“There are two things that make technology transfer work,” said Robert Tieckelmann, co-editor of the survey and assistant vice president of the Office of Technology Transfer at the State University of New York. “One is sponsored research expenditures, which went up $3 billion. They are the fuel that drives technology transfer. The second is having good people in technology transfer. Staff rose to more than 1,800.” That’s the tenth consecutive yearly increase.
US Licensing Activity Survey (FY2006)
• $45 billion in R&D expenditures were received by US academic centres, compared twith $42 billion in 2005.
• 697 new products introduced into the market in 2006, up from 527 in 2005, and bringing the total to 4,350 introduced from fiscal 1998 through fiscal 2006.
• 553 new start-up companies launched in 2006, down from the 628 in 2005, and bringing the total to 5,724 since fiscal 1980.
• 12,672 licences and options were managed to yield active income (each license represents a one-on-one relationship between a company and a university, hospital or research institution that earns income on products).
Venture capital supplied initial funding for fewer than 20 per cent of new start-up companies, down slightly from 2005. States and corporate partnerships increased their funding by 5 per cent in 2006. Friends and family continued to be the most common source of initial funding for start-up companies.
In total the survey summarises data from 191 respondents. A separate report on Canada has also been published. Data from the 2006 Licensing Activity Survey Summaries are accessible through Statistics Access for Tech Transfer or STATT, an online statistical data warehouse.
Total US patent applications increased to 15,908, up from 15,115 in fiscal 2005. But the number of patents issued continued to decrease because of delays and backlogs at the US Patent & Trademark Office.
Invention disclosures received rose to 18,874, up 1,492 or 8.6 per cent from fiscal 2005. That’s more than double the increase from fiscal 2004 to fiscal 2005.
Primarily non-exclusive licences to small companies dominated total licensing activity.
Technology transfer offices are growing among those polled, with more than 1,800 full-time equivalents, continuing a 10-year increase in staffing.
The report also includes a series of “success stories” of technology transfer, such as on biofuels and cord blood.
“AUTM members help transform academic ideas into practical products. This summary illustrates the impact our work has on society,” according to Dana Bostrom, co-editor of the survey.
Efforts are in hand to improve metrics for the survey are moving forward said Tieckelmann, who believes too much emphasis has been placed on using new technology disclosures and licensing activity as the primary measures for evaluating technology transfer. “There are other metrics, for example, inter-institutional agreements and material transfer agreements. Neither has been measured before.”

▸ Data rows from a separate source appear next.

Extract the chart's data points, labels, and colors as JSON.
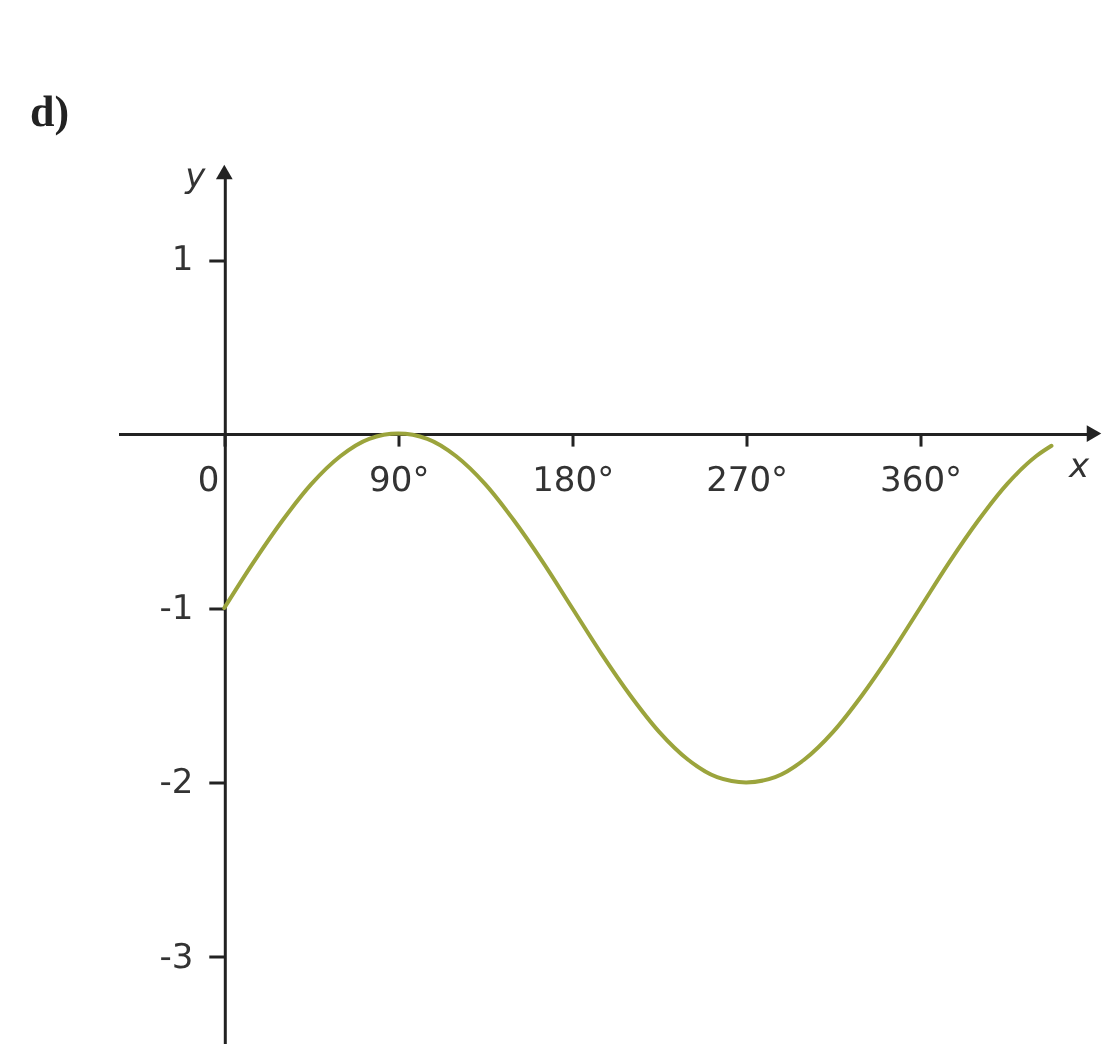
{
  "chart_data": {
    "type": "line",
    "title": "d)",
    "xlabel": "x",
    "ylabel": "y",
    "x": [
      0,
      15,
      30,
      45,
      60,
      75,
      90,
      105,
      120,
      135,
      150,
      165,
      180,
      195,
      210,
      225,
      240,
      255,
      270,
      285,
      300,
      315,
      330,
      345,
      360,
      375,
      390,
      405,
      420,
      428
    ],
    "values": [
      -1,
      -0.74,
      -0.5,
      -0.29,
      -0.13,
      -0.03,
      0,
      -0.03,
      -0.13,
      -0.29,
      -0.5,
      -0.74,
      -1,
      -1.26,
      -1.5,
      -1.71,
      -1.87,
      -1.97,
      -2,
      -1.97,
      -1.87,
      -1.71,
      -1.5,
      -1.26,
      -1,
      -0.74,
      -0.5,
      -0.29,
      -0.13,
      -0.07
    ],
    "color": "#9ba43c",
    "xlim": [
      -55,
      450
    ],
    "ylim": [
      -3.5,
      1.5
    ],
    "xticks": [
      0,
      {
        "value": 90,
        "label": "90°"
      },
      {
        "value": 180,
        "label": "180°"
      },
      {
        "value": 270,
        "label": "270°"
      },
      {
        "value": 360,
        "label": "360°"
      }
    ],
    "yticks": [
      1,
      -1,
      -2,
      -3
    ],
    "grid": false
  }
}
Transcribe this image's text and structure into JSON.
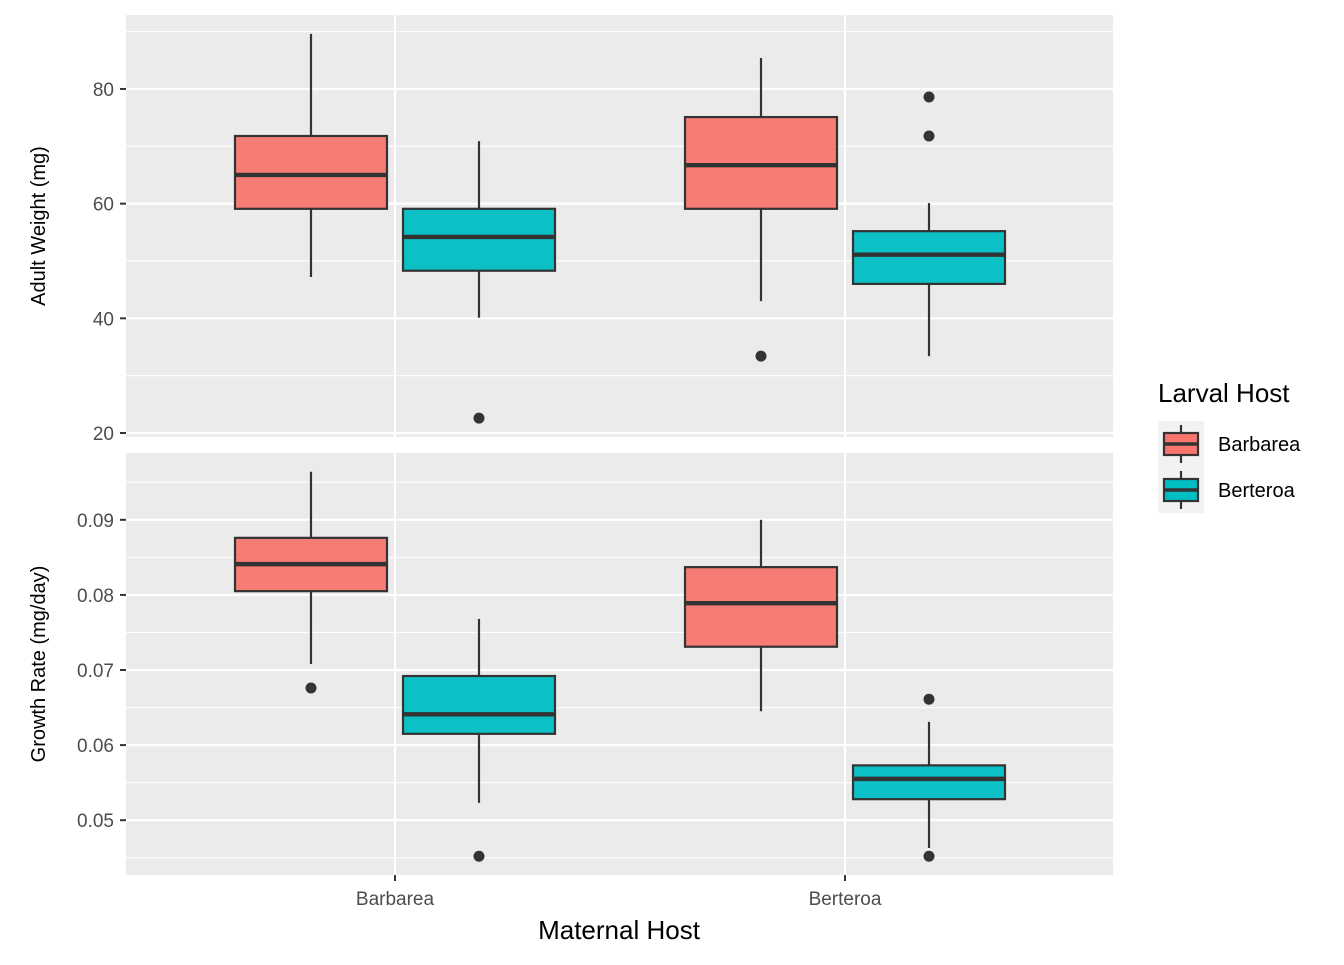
{
  "chart_data": {
    "type": "boxplot",
    "xlabel": "Maternal Host",
    "categories": [
      "Barbarea",
      "Berteroa"
    ],
    "legend": {
      "title": "Larval Host",
      "placement": "right",
      "entries": [
        {
          "name": "Barbarea",
          "color": "#F8766D"
        },
        {
          "name": "Berteroa",
          "color": "#00BFC4"
        }
      ]
    },
    "panels": [
      {
        "ylabel": "Adult Weight (mg)",
        "ylim": [
          19.3,
          92.9
        ],
        "major_ticks": [
          20,
          40,
          60,
          80
        ],
        "tick_labels": [
          "20",
          "40",
          "60",
          "80"
        ],
        "minor_ticks": [
          30,
          50,
          70,
          90
        ],
        "boxes": [
          {
            "maternal": "Barbarea",
            "larval": "Barbarea",
            "whisker_low": 47.2,
            "q1": 59.1,
            "median": 65.0,
            "q3": 71.8,
            "whisker_high": 89.6,
            "outliers": []
          },
          {
            "maternal": "Barbarea",
            "larval": "Berteroa",
            "whisker_low": 40.1,
            "q1": 48.3,
            "median": 54.2,
            "q3": 59.1,
            "whisker_high": 70.9,
            "outliers": [
              22.6
            ]
          },
          {
            "maternal": "Berteroa",
            "larval": "Barbarea",
            "whisker_low": 43.0,
            "q1": 59.1,
            "median": 66.7,
            "q3": 75.1,
            "whisker_high": 85.4,
            "outliers": [
              33.4
            ]
          },
          {
            "maternal": "Berteroa",
            "larval": "Berteroa",
            "whisker_low": 33.4,
            "q1": 46.0,
            "median": 51.1,
            "q3": 55.2,
            "whisker_high": 60.1,
            "outliers": [
              78.6,
              71.8
            ]
          }
        ]
      },
      {
        "ylabel": "Growth Rate (mg/day)",
        "ylim": [
          0.0427,
          0.0989
        ],
        "major_ticks": [
          0.05,
          0.06,
          0.07,
          0.08,
          0.09
        ],
        "tick_labels": [
          "0.05",
          "0.06",
          "0.07",
          "0.08",
          "0.09"
        ],
        "minor_ticks": [
          0.045,
          0.055,
          0.065,
          0.075,
          0.085,
          0.095
        ],
        "boxes": [
          {
            "maternal": "Barbarea",
            "larval": "Barbarea",
            "whisker_low": 0.0708,
            "q1": 0.0805,
            "median": 0.0841,
            "q3": 0.0876,
            "whisker_high": 0.0964,
            "outliers": [
              0.0676
            ]
          },
          {
            "maternal": "Barbarea",
            "larval": "Berteroa",
            "whisker_low": 0.0523,
            "q1": 0.0615,
            "median": 0.0641,
            "q3": 0.0692,
            "whisker_high": 0.0768,
            "outliers": [
              0.0452
            ]
          },
          {
            "maternal": "Berteroa",
            "larval": "Barbarea",
            "whisker_low": 0.0645,
            "q1": 0.0731,
            "median": 0.0789,
            "q3": 0.0837,
            "whisker_high": 0.09,
            "outliers": []
          },
          {
            "maternal": "Berteroa",
            "larval": "Berteroa",
            "whisker_low": 0.0463,
            "q1": 0.0528,
            "median": 0.0555,
            "q3": 0.0573,
            "whisker_high": 0.0631,
            "outliers": [
              0.0661,
              0.0452
            ]
          }
        ]
      }
    ]
  }
}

Those and other metrics will be discussed at a meeting early next year among academic, professional and governmental organisations. New metrics should begin to appear in the 2007 AUTM survey. “But we need to be careful, because we don’t want to impact previous surveys,” Tieckelmann said, emphasising the need for ongoing comparisons. “But we are looking to go beyond licensing income as a metric.”
Over the past year AUTM’s Metrics and Surveys Committee had volunteers present its methods and metrics and ask for input from participants in the US, Canada, Europe and Asia. AUTM is reaching out to US federal agencies, foundations and institutions, as well as other groups that have a similar mission and function.
According to the introduction of the 2006 survey, “Our goal is to better understand the process and value of technology transfer, so as to better capture and explain it through statistics and stories accessible to non-practitioners.”